Un média politique américain Politico fait parler des sources non-identifiées de l’Union Européenne disant globalement que l’Europe est en position de stand-by vis-à-vis de l’Algérie et attend l’après-Bouteflika.

Il y a dans cet article beaucoup de banalités- que d’aucuns prennent pour des «messages »- sur «l’ouverture » attendue de l’Algérie dans le domaine de l’énergie avec la dose de démesure-cliché à la Sarko sur le fait que l’UE veut empêcher que l’Algérie ne tombe entre les mains de Daech et Al-Qaïda.

Tellement gros que l’ambassadeur algérien à Bruxelles, Amar Belani a choisi d’insister sur cet aspect pour attaquer la «source » de Politico et dénoncer “l’énormité risible et fantasmatique d’une Algérie qui pourrait se retrouver sous la coupe de Daech ou d’Al-Qaïda”.

Le régime Algérien qui, selon les éléments de langage que martèle, M. Ramtane Lamamra, «exporte de la stabilité » (SIC) est ainsi surpris de voir son argument sécuritaire majeur être utilisé à ses dépens dans un contexte de crise de régime avec une bataille pour la «succession » qui risque de s’aiguiser.

L’image d’une Algérie menacée de tomber sous la coupe de Daech ne peut que déplaire à un régime qui fait son marketing international sur le fait qu’il est un «rempart » et un partenaire des occidentaux dans la lutte contre le terrorisme.

Le souvenir des bons «amis » de Kadhafi

Pourtant, on ne peut que s’étonner de « l’étonnement » de diplomatie Algérienne présumée «réaliste » quand on sait que les Occidentaux ont la capacité de présenter une même situation sous un jour et son contraire. Il n’est pas besoin de faire des recensions exhaustives.

Prenons juste l’exemple de la Libye et du très cher ami des dirigeants occidentaux Mouammar Kadhafi. Il a été aussi un « rempart » jusqu’à ce MM Sarkozy, Cameron et Obama décident qu’il est devenu un obstacle et qu’il faut le dégager par la force.

Ce que nous, Algériens et Maghrébins, devons retenir du cas exemplaire du «guide de la révolution» n’est pas ce retournement de ses « amis » occidentaux, seuls les naïfs peuvent croire que cette amitié est éternelle et définitive.

Le vrai enseignement est que M Kadhafi a étouffé la société libyenne, il a empêché l’émergence d’institutions sérieuses où se forge et s’enracine un être national. Il a décidé que la Libye c’était lui. La fiction des institutions dans nos dictatures a été portée à son comble sous le gouvernement des masses de la Grande Djamahiriya Libye. Sous la dictature, la possibilité d’une nation se meurt, il ne reste que les tribus, les régions ou… les gangs.

 

Pour se maintenir, Kadhafi a affaiblit la Libye et a empêché les Libyens d’exister. Quand ses «amis » occidentaux ont décidé de le dégager, il n’a trouvé que sa tribu, les autres tribus d’ouest en Est l’ont abandonné ou se sont retournées contre lui.
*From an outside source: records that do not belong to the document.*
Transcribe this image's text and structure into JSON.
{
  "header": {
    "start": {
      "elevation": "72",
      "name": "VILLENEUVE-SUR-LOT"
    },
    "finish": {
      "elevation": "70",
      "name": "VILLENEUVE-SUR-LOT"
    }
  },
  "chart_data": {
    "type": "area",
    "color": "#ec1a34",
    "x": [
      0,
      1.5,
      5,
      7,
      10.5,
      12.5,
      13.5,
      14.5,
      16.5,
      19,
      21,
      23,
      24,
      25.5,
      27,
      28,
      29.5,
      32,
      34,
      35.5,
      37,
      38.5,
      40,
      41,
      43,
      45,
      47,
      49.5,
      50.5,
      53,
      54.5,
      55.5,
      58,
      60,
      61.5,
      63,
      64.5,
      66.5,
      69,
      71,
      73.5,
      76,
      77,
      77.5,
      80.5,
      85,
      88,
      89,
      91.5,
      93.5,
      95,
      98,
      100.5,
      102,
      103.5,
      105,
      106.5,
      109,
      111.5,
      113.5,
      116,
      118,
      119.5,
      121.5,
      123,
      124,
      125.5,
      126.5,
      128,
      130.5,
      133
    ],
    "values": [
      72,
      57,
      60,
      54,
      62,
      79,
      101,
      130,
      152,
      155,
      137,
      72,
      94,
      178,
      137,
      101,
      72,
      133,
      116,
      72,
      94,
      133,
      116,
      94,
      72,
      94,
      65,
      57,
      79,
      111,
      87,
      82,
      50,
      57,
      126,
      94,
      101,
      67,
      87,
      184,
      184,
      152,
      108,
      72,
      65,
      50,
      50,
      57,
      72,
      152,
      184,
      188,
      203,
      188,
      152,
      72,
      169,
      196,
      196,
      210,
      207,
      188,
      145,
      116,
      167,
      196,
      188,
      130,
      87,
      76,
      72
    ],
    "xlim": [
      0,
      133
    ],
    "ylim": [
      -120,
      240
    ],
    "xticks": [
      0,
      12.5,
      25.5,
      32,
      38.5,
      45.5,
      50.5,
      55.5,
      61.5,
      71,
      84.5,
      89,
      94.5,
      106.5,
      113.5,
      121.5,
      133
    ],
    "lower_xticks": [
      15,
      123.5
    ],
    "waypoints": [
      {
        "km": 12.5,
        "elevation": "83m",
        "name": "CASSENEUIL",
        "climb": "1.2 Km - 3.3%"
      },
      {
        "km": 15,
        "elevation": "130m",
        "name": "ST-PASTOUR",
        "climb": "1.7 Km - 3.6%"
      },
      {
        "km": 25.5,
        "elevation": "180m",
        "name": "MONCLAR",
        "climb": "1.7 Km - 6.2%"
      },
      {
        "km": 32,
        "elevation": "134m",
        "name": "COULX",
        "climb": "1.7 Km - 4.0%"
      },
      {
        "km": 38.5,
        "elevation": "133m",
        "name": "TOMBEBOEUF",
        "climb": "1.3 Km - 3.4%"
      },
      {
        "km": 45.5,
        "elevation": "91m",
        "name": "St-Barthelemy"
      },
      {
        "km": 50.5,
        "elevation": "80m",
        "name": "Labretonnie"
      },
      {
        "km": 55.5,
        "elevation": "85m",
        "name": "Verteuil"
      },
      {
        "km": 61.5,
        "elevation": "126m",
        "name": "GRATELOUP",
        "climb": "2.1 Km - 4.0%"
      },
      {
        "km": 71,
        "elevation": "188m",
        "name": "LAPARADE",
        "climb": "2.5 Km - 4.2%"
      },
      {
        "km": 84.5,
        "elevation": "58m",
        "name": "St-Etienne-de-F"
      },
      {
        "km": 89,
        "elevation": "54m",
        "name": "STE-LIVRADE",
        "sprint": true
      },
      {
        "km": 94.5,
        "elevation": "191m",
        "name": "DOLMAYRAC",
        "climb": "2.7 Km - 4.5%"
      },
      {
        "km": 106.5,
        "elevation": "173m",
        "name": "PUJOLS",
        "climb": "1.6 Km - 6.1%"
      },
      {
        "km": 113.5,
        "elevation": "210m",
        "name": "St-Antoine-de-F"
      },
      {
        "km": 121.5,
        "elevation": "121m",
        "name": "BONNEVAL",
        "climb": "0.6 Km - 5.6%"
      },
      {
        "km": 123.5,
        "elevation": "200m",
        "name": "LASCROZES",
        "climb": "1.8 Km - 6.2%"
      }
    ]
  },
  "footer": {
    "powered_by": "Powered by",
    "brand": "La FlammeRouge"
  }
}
La Libye-nation n’ayant pas existé, les tribus, les notables des villes et les gangs en tout genre se sont positionnés d’emblée dans un après-Kadhafi qui d’ailleurs n’en finit pas et qui pourrait être une après-Libye éclatée.

Voilà l’enseignement fondamental à tirer de l’expérience libyenne : ce qui ouvre des autoroutes aux manipulations étrangères est bien l’obstruction politico-policière permanente de l’espace-nation avec des institutions purement ornementales destinées à faire dégouter les gens de la politique et de la chose commune.

Une piqure de rappel

  1. Belani a beau jeu de qualifier d’incongrue l’idée que l’Algérie puisse tomber sous la coupe Daech et Al-Qaïda. Mais lui et ses chefs ont absolument tort de sous-estimer les fragilités du corps social Algérien qui peuvent être suractivées comme cela été fait en Libye et en Syrie.

A l’évidence, ce n’est pas (encore) à l’ordre du jour, mais ce genre de déclaration – que cela soit un message ou non – est une piqure de rappel : quand on ne compte pas sur ses citoyens et sur une cohésion nationale forte que seule la démocratie et l’Etat de droit permettent, on est aisément «irakisable ».

En réalité, dans ce que dit la source de Politico, c’est l’aspect économique qui compte le plus. L’invocation du risque Daech-Qaïda ne sert en réalité qu’à formuler des exigences en matière économique et donc, s’agissant de l’Algérie, de son domaine énergétique.

L’Algérie, expliquent les sources de Politico, doit être en matière de gaz la « Norvège du Sud » pour l’Union Européenne ou bien aller vers le déclin.  La Norvège étant un pays modèle, on peut croire que nos « amis » ne nous veulent que du bien. Mais…

Désidératas européens

Dans un contexte énergétique en crise avec des politiques publiques algériennes incohérentes, l’Europe semble fixer ses désidératas. Et ils semblent – est-ce une surprise ? – aller dans le sens de la fameuse loi Khelil introduisant le régime des concessions qui a été adoptée par le parlement mais qui en définitive n’a pas été appliquée.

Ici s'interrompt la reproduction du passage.